LITT has been used effectively in several distinct tumor types of varying vascularity and volume, including large supratentorial and infratentorial lesions.
Q: What characteristics make a pediatric patient an appropriate candidate for LITT?
The most common indication for LITT is a surgically inaccessible lesion — cases where lesion location poses too high a risk from conventional surgery. Another common indication is resistance to adjuvant therapies. But even beyond these situations, LITT can be used for a wide variety of deep-seated brain tumors, including recurrent tumors.
Q: How should a pediatric center prepare itself to effectively offer LITT?
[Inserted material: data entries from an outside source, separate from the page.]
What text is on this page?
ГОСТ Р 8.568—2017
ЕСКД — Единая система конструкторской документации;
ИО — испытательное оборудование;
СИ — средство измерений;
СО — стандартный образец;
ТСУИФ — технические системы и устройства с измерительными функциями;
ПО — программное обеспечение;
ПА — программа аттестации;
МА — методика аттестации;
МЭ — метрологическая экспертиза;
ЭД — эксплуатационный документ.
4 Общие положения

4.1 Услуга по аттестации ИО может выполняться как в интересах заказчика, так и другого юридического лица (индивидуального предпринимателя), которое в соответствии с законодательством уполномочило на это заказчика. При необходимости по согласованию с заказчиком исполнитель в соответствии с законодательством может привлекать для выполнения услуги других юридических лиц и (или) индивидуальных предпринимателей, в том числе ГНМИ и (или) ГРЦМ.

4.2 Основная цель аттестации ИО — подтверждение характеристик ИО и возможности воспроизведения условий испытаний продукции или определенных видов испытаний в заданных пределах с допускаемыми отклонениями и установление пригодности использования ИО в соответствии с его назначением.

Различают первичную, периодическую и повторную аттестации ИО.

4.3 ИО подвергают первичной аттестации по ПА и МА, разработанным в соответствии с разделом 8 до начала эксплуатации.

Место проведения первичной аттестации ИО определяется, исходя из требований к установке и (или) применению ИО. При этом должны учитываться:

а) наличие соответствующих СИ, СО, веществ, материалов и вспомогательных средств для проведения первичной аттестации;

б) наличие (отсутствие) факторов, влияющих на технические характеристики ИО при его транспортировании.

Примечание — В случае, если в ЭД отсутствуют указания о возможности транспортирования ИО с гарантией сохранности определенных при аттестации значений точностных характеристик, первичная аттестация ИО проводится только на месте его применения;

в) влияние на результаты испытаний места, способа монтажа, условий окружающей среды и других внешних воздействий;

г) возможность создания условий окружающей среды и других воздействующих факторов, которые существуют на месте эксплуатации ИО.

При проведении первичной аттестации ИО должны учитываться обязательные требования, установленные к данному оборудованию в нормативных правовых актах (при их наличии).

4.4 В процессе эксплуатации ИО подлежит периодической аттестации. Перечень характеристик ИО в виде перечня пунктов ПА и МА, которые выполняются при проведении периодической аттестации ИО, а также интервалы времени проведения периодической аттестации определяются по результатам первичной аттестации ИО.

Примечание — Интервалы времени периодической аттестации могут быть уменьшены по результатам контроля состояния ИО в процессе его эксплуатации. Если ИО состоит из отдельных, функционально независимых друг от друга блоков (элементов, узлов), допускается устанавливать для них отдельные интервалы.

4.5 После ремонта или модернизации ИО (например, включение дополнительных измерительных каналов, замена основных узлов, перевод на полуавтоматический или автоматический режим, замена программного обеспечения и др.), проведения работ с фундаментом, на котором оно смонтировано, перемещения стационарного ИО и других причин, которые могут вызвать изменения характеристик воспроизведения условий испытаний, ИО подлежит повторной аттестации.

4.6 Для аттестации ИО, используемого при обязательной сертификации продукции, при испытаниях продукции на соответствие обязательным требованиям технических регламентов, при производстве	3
At the institutional level, successful implementation of this therapy for pediatric populations requires a multidisciplinary approach to cases that includes strong support from the relevant device manufacturers to ensure efficiency of use of the LITT system. Second, the institution must have an intraoperative MRI suite to allow real-time tracking of procedural progress. Finally, the treating surgeon must be thoroughly trained in the procedure and comfortable with this new technology.
Q: What should we look for in the future around development of pediatric LITT?
We are starting to use this therapy more and more in our pediatric populations, but published data remain scarce. I am hopeful we may start to see longer-term follow-up in larger cohorts of pediatric patients to allow better assessment of the efficacy of LITT in preventing tumor recurrence. Ultimately, multicenter trials are needed to better define its role in treating tumors and related pediatric disorders. Meanwhile the MRI-guided LITT systems will continue to evolve and are likely to be made compatible with robotic and computerized simulation applications currently in use.